“They have a responsibility to hold to that commitment and provide safe passage for anyone who wishes to leave the country, not just for the duration of our evacuation relocation mission but for every day thereafter.”
Asked what is being done to keep Kabul airport functioning after US troops leave, Blinken said that regional countries were looking into “whether they can play a role in keeping the airport open.” “The Taliban have made clear that they have a strong interest in having a functioning airport,” he said.
Asked about future relations with the Taliban, Blinken said the United States “will judge our engagement with any Taliban-led government in Afghanistan based on one simple proposition — our interests.”
“The nature of any relationship depends on the actions and conduct of the Taliban,” he said, citing a need for the fundamentalist Islamic group to “uphold the basic rights of the Afghan people” and not allow the country to be used “as a launching pad for terrorist attacks.”

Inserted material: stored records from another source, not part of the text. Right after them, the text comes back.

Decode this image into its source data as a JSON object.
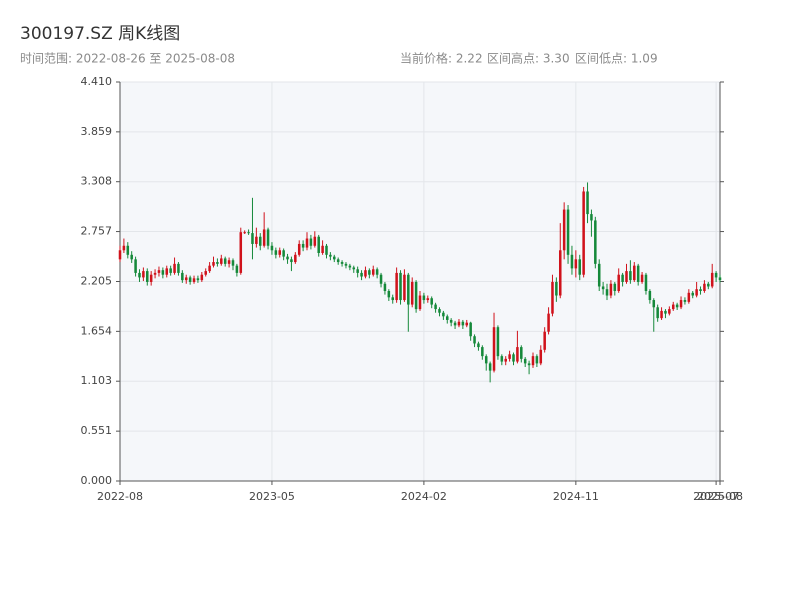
{
  "chart_data": {
    "type": "candlestick",
    "title": "300197.SZ 周K线图",
    "subtitle": "时间范围: 2022-08-26 至 2025-08-08",
    "stats": [
      "当前价格: 2.22",
      "区间高点: 3.30",
      "区间低点: 1.09"
    ],
    "up_color": "#d0121b",
    "down_color": "#15893a",
    "grid": true,
    "ylim": [
      0,
      4.41
    ],
    "yticks": [
      {
        "value": 0,
        "label": "0.000"
      },
      {
        "value": 0.551,
        "label": "0.551"
      },
      {
        "value": 1.103,
        "label": "1.103"
      },
      {
        "value": 1.654,
        "label": "1.654"
      },
      {
        "value": 2.205,
        "label": "2.205"
      },
      {
        "value": 2.757,
        "label": "2.757"
      },
      {
        "value": 3.308,
        "label": "3.308"
      },
      {
        "value": 3.859,
        "label": "3.859"
      },
      {
        "value": 4.41,
        "label": "4.410"
      }
    ],
    "categories": [
      "2022-08",
      null,
      null,
      null,
      null,
      null,
      null,
      null,
      null,
      null,
      null,
      null,
      null,
      null,
      null,
      null,
      null,
      null,
      null,
      null,
      null,
      null,
      null,
      null,
      null,
      null,
      null,
      null,
      null,
      null,
      null,
      null,
      null,
      null,
      null,
      null,
      null,
      null,
      null,
      "2023-05",
      null,
      null,
      null,
      null,
      null,
      null,
      null,
      null,
      null,
      null,
      null,
      null,
      null,
      null,
      null,
      null,
      null,
      null,
      null,
      null,
      null,
      null,
      null,
      null,
      null,
      null,
      null,
      null,
      null,
      null,
      null,
      null,
      null,
      null,
      null,
      null,
      null,
      null,
      "2024-02",
      null,
      null,
      null,
      null,
      null,
      null,
      null,
      null,
      null,
      null,
      null,
      null,
      null,
      null,
      null,
      null,
      null,
      null,
      null,
      null,
      null,
      null,
      null,
      null,
      null,
      null,
      null,
      null,
      null,
      null,
      null,
      null,
      null,
      null,
      null,
      null,
      null,
      null,
      "2024-11",
      null,
      null,
      null,
      null,
      null,
      null,
      null,
      null,
      null,
      null,
      null,
      null,
      null,
      null,
      null,
      null,
      null,
      null,
      null,
      null,
      null,
      null,
      null,
      null,
      null,
      null,
      null,
      null,
      null,
      null,
      null,
      null,
      null,
      null,
      null,
      "2025-07",
      "2025-08"
    ],
    "open": [
      2.45,
      2.55,
      2.6,
      2.5,
      2.45,
      2.3,
      2.25,
      2.32,
      2.2,
      2.28,
      2.3,
      2.33,
      2.28,
      2.35,
      2.3,
      2.4,
      2.3,
      2.22,
      2.25,
      2.2,
      2.24,
      2.22,
      2.28,
      2.32,
      2.38,
      2.42,
      2.4,
      2.46,
      2.4,
      2.44,
      2.38,
      2.3,
      2.75,
      2.75,
      2.74,
      2.62,
      2.7,
      2.6,
      2.78,
      2.6,
      2.55,
      2.5,
      2.55,
      2.48,
      2.45,
      2.42,
      2.5,
      2.62,
      2.58,
      2.68,
      2.6,
      2.7,
      2.52,
      2.6,
      2.5,
      2.48,
      2.45,
      2.42,
      2.4,
      2.38,
      2.36,
      2.34,
      2.3,
      2.26,
      2.33,
      2.28,
      2.34,
      2.28,
      2.18,
      2.1,
      2.03,
      2.0,
      2.3,
      2.0,
      2.28,
      1.95,
      2.2,
      1.9,
      2.05,
      2.0,
      2.02,
      1.95,
      1.9,
      1.86,
      1.82,
      1.78,
      1.75,
      1.72,
      1.76,
      1.72,
      1.75,
      1.6,
      1.52,
      1.48,
      1.38,
      1.3,
      1.22,
      1.7,
      1.38,
      1.32,
      1.35,
      1.4,
      1.32,
      1.48,
      1.35,
      1.3,
      1.28,
      1.38,
      1.3,
      1.45,
      1.65,
      1.85,
      2.2,
      2.05,
      2.55,
      3.0,
      2.5,
      2.35,
      2.45,
      2.28,
      3.2,
      2.95,
      2.88,
      2.4,
      2.15,
      2.12,
      2.05,
      2.18,
      2.1,
      2.28,
      2.2,
      2.32,
      2.22,
      2.38,
      2.2,
      2.28,
      2.1,
      2.0,
      1.92,
      1.8,
      1.88,
      1.85,
      1.9,
      1.95,
      1.92,
      2.0,
      1.98,
      2.08,
      2.05,
      2.12,
      2.1,
      2.18,
      2.15,
      2.3,
      2.25
    ],
    "high": [
      2.6,
      2.68,
      2.64,
      2.54,
      2.48,
      2.34,
      2.36,
      2.35,
      2.32,
      2.34,
      2.37,
      2.36,
      2.38,
      2.38,
      2.47,
      2.42,
      2.33,
      2.28,
      2.27,
      2.27,
      2.27,
      2.31,
      2.35,
      2.42,
      2.48,
      2.46,
      2.5,
      2.48,
      2.47,
      2.46,
      2.4,
      2.8,
      2.77,
      2.78,
      3.13,
      2.8,
      2.74,
      2.97,
      2.8,
      2.64,
      2.58,
      2.58,
      2.57,
      2.51,
      2.48,
      2.53,
      2.66,
      2.66,
      2.75,
      2.72,
      2.76,
      2.72,
      2.66,
      2.62,
      2.53,
      2.5,
      2.47,
      2.44,
      2.42,
      2.4,
      2.38,
      2.37,
      2.33,
      2.37,
      2.35,
      2.38,
      2.36,
      2.3,
      2.2,
      2.12,
      2.06,
      2.36,
      2.33,
      2.34,
      2.3,
      2.25,
      2.22,
      2.1,
      2.08,
      2.05,
      2.04,
      1.97,
      1.92,
      1.88,
      1.84,
      1.8,
      1.77,
      1.79,
      1.78,
      1.78,
      1.76,
      1.62,
      1.54,
      1.5,
      1.4,
      1.32,
      1.86,
      1.72,
      1.4,
      1.38,
      1.44,
      1.42,
      1.66,
      1.5,
      1.37,
      1.33,
      1.42,
      1.4,
      1.5,
      1.7,
      1.92,
      2.28,
      2.25,
      2.85,
      3.08,
      3.05,
      2.6,
      2.55,
      2.5,
      3.25,
      3.3,
      3.0,
      2.92,
      2.45,
      2.2,
      2.18,
      2.22,
      2.2,
      2.35,
      2.3,
      2.4,
      2.44,
      2.42,
      2.4,
      2.31,
      2.3,
      2.12,
      2.02,
      1.95,
      1.92,
      1.9,
      1.93,
      1.98,
      1.97,
      2.04,
      2.03,
      2.12,
      2.1,
      2.2,
      2.15,
      2.22,
      2.2,
      2.4,
      2.32,
      2.28
    ],
    "low": [
      2.42,
      2.52,
      2.46,
      2.41,
      2.26,
      2.2,
      2.21,
      2.16,
      2.16,
      2.24,
      2.26,
      2.24,
      2.25,
      2.27,
      2.28,
      2.27,
      2.19,
      2.18,
      2.17,
      2.18,
      2.19,
      2.2,
      2.26,
      2.3,
      2.36,
      2.37,
      2.38,
      2.37,
      2.36,
      2.33,
      2.26,
      2.28,
      2.73,
      2.72,
      2.45,
      2.58,
      2.55,
      2.58,
      2.56,
      2.5,
      2.46,
      2.47,
      2.44,
      2.4,
      2.32,
      2.4,
      2.48,
      2.54,
      2.55,
      2.56,
      2.58,
      2.48,
      2.5,
      2.46,
      2.44,
      2.42,
      2.39,
      2.37,
      2.35,
      2.33,
      2.3,
      2.25,
      2.22,
      2.24,
      2.24,
      2.26,
      2.24,
      2.14,
      2.06,
      1.99,
      1.96,
      1.97,
      1.95,
      1.98,
      1.65,
      1.92,
      1.86,
      1.88,
      1.96,
      1.97,
      1.91,
      1.86,
      1.82,
      1.78,
      1.74,
      1.71,
      1.68,
      1.7,
      1.68,
      1.7,
      1.55,
      1.48,
      1.44,
      1.34,
      1.22,
      1.09,
      1.2,
      1.34,
      1.28,
      1.28,
      1.32,
      1.28,
      1.3,
      1.31,
      1.26,
      1.18,
      1.25,
      1.26,
      1.28,
      1.42,
      1.62,
      1.82,
      1.98,
      2.02,
      2.45,
      2.4,
      2.28,
      2.25,
      2.22,
      2.25,
      2.85,
      2.7,
      2.35,
      2.1,
      2.06,
      2.0,
      2.02,
      2.05,
      2.08,
      2.15,
      2.18,
      2.18,
      2.2,
      2.16,
      2.18,
      2.06,
      1.96,
      1.65,
      1.76,
      1.78,
      1.8,
      1.83,
      1.88,
      1.89,
      1.9,
      1.95,
      1.96,
      2.02,
      2.03,
      2.06,
      2.08,
      2.12,
      2.13,
      2.2,
      2.19
    ],
    "close": [
      2.55,
      2.6,
      2.5,
      2.45,
      2.3,
      2.25,
      2.32,
      2.2,
      2.28,
      2.3,
      2.33,
      2.28,
      2.35,
      2.3,
      2.4,
      2.3,
      2.22,
      2.25,
      2.2,
      2.24,
      2.22,
      2.28,
      2.32,
      2.38,
      2.42,
      2.4,
      2.46,
      2.4,
      2.44,
      2.38,
      2.3,
      2.75,
      2.75,
      2.74,
      2.62,
      2.7,
      2.6,
      2.78,
      2.6,
      2.55,
      2.5,
      2.55,
      2.48,
      2.45,
      2.42,
      2.5,
      2.62,
      2.58,
      2.68,
      2.6,
      2.7,
      2.52,
      2.6,
      2.5,
      2.48,
      2.45,
      2.42,
      2.4,
      2.38,
      2.36,
      2.34,
      2.3,
      2.26,
      2.33,
      2.28,
      2.34,
      2.28,
      2.18,
      2.1,
      2.03,
      2.0,
      2.3,
      2.0,
      2.28,
      1.95,
      2.2,
      1.9,
      2.05,
      2.0,
      2.02,
      1.95,
      1.9,
      1.86,
      1.82,
      1.78,
      1.75,
      1.72,
      1.76,
      1.72,
      1.75,
      1.6,
      1.52,
      1.48,
      1.38,
      1.3,
      1.22,
      1.7,
      1.38,
      1.32,
      1.35,
      1.4,
      1.32,
      1.48,
      1.35,
      1.3,
      1.28,
      1.38,
      1.3,
      1.45,
      1.65,
      1.85,
      2.2,
      2.05,
      2.55,
      3.0,
      2.5,
      2.35,
      2.45,
      2.28,
      3.2,
      2.95,
      2.88,
      2.4,
      2.15,
      2.12,
      2.05,
      2.18,
      2.1,
      2.28,
      2.2,
      2.32,
      2.22,
      2.38,
      2.2,
      2.28,
      2.1,
      2.0,
      1.92,
      1.8,
      1.88,
      1.85,
      1.9,
      1.95,
      1.92,
      2.0,
      1.98,
      2.08,
      2.05,
      2.12,
      2.1,
      2.18,
      2.15,
      2.3,
      2.25,
      2.22
    ]
  }
}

“If it makes good on its commitments to allow people who want to leave Afghanistan to leave, that’s a government we can work with,” he said. “If it doesn’t, we will make sure that we use every appropriate tool at our disposal to isolate that government and, as I said before, Afghanistan will be a pariah.”

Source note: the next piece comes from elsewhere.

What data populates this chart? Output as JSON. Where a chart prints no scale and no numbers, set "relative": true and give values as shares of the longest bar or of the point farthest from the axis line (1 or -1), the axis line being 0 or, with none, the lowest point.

Meanwhile, the US embassy in Kabul advised U.S. citizens not to travel to the Hamid Karzai International Airport at this time, according to an embassy security alert issued on Wednesday. Citizens already at the airport’s Abbey Gate, East Gate, and North Gate were advised to leave immediately, said the security alert. The alert, posted on the embassy website, gave no reason for why it was issued.
It followed warnings by U.S. President Joe Biden and other administration officials of a threat by Islamic State to evacuation operations as crowds thronged airport gates, desperate to leave following the Taliban takeover of Afghanistan.